Now is the time when we learn who is here for the long haul and who was just here for the money. Because there are still big, big questions left to be decided – lots of technologies have yet to reach their markets.
Here are 10 questions to ponder tonight over a nice cold glass of iced tea (Long Island or otherwise):
- Will the recording industry drive music lovers completely underground? File sharers have been successfully branded as “thieves.” Software and even links have been successfully enjoined in court. Even if the industry loses there, it’s vowing to fight on the technology front. Will sales rise or fall as a result?

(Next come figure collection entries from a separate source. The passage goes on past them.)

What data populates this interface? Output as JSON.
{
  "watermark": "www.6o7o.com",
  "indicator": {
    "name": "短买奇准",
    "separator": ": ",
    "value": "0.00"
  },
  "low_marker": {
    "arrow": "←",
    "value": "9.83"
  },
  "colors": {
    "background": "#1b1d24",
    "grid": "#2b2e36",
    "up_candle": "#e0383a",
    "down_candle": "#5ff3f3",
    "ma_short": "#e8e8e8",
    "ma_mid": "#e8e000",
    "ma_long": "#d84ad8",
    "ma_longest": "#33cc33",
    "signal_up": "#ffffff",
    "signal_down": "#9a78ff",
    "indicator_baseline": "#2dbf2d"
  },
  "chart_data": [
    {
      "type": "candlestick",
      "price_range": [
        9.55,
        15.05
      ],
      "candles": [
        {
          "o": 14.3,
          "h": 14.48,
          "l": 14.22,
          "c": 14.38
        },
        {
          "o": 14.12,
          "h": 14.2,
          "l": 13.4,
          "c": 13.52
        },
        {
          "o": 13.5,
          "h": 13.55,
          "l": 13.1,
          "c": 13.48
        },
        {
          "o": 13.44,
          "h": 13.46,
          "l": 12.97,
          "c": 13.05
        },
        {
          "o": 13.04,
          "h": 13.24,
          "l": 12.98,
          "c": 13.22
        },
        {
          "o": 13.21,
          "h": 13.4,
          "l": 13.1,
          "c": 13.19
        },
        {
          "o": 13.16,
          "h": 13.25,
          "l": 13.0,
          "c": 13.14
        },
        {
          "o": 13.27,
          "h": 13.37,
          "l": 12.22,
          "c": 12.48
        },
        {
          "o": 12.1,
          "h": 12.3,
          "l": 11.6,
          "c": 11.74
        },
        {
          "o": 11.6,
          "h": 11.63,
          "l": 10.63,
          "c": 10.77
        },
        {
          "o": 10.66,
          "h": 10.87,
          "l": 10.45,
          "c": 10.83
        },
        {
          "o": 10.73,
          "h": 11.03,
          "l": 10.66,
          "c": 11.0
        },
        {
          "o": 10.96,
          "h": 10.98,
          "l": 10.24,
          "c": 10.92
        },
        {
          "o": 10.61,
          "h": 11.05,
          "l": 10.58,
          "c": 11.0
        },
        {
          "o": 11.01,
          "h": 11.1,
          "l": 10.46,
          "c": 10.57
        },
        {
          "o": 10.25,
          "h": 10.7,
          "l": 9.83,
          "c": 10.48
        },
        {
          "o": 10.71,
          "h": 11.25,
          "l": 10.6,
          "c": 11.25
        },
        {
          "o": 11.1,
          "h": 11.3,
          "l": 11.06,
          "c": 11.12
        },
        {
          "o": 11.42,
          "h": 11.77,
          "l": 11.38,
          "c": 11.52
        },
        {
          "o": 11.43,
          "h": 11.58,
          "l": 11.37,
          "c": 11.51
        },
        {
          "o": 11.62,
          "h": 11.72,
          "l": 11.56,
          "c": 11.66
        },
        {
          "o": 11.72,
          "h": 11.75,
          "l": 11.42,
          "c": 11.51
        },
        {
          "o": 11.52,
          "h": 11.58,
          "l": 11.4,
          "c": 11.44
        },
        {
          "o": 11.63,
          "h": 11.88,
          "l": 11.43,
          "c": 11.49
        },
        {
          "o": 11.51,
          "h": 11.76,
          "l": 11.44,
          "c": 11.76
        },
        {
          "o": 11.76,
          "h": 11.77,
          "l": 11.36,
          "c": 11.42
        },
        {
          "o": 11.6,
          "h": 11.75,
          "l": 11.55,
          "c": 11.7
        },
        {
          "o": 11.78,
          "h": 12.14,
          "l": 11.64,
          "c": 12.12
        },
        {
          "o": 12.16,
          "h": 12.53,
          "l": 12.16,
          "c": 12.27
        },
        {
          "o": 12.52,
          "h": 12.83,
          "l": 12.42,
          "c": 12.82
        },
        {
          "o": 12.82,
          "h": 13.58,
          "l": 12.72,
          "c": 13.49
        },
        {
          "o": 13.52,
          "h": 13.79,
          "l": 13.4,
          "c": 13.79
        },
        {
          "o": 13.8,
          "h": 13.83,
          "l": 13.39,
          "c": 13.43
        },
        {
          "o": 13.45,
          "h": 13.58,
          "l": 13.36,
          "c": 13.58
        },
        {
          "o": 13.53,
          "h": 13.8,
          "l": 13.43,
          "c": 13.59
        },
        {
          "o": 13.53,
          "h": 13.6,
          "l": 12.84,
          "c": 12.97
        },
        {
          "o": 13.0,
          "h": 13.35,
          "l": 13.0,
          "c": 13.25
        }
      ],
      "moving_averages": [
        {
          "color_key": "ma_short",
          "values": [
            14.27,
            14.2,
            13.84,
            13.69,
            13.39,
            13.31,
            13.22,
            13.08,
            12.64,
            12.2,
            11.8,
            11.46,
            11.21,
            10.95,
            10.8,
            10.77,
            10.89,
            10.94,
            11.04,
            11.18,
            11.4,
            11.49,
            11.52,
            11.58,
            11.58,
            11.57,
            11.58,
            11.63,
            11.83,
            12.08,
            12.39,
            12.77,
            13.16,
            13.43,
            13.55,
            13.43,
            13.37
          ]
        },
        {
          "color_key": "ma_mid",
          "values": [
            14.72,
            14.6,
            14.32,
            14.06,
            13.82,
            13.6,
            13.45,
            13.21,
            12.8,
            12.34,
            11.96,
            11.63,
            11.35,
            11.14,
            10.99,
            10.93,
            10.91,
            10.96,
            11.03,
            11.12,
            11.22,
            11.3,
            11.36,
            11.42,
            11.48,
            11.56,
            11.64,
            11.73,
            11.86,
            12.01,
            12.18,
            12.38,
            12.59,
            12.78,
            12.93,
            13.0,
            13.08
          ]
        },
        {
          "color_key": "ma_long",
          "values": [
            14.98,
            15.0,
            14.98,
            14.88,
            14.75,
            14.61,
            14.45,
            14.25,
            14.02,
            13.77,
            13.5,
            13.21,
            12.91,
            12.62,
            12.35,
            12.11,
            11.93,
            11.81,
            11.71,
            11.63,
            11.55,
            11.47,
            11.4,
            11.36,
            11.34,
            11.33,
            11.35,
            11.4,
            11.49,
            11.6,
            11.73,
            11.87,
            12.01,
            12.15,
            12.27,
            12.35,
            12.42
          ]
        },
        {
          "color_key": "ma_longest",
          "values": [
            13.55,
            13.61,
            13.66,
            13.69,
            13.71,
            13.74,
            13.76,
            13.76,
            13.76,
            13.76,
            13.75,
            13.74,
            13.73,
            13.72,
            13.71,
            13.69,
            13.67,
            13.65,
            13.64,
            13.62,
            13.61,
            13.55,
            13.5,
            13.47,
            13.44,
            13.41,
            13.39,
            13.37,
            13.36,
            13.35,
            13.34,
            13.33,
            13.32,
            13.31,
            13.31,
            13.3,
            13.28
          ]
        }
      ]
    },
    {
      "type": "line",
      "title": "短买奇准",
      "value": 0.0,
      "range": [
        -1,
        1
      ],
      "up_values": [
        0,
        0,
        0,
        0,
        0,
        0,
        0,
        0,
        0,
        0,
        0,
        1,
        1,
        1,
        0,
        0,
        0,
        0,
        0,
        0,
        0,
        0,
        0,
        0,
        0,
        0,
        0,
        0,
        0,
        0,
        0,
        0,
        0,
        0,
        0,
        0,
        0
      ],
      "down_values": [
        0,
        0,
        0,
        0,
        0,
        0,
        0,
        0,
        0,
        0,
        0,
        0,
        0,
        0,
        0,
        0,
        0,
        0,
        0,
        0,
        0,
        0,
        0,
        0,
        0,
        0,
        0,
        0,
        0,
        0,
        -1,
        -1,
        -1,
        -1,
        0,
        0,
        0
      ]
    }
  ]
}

- Can popular laws that everyone supports be enforced online? With each pedophile arrest, it seems their activities are becoming more “mainstream,” Wired says.
- If such laws can be enforced, does that enforcement threaten all our liberties? New technology that can find file signatures anywhere on the Net were not written against pedophiles, but music sharers.
- Will Amazon be a survivor, or will it be kicked off the E-commerce Island? The stock price is up 25 percent in the last month, and it’s now selling cars. How long before “Survivor” winner Richard Hatch does an Amazon ad?
- If no one can see the Olympics online, will it really happen, and will we really care? Even IBM is backing away from the rings, and, as of now, it has the only outlet for the Sydney games.
- Will open source survive, not just in software but anywhere? Or will the copyright police stamp out innovation with laws and lawyers? Peter Wayner recently asked this question in The New York Times, and I find it fascinating.
- Will online purchases always cost less than offline? More and more online sites are selling at full retail, and when you add in tax and shipping, it costs more. Can we survive at higher prices?
- Do people really want to buy stamps online? Both E-Stamp and Stamps.com are worth more dead than alive.
- Can we convince users to trust their data to us with an ad campaign? Can such a campaign possibly succeed as more and more people are fired for their use of online resources at work?
- Are the links in this story legal? If software and links can be declared illegal, and authorities can enter any computer legally to find files they don’t like, can the online world survive?
Once you finish daydreaming about these stories, it will be Labor Day, and we can get back to serious business.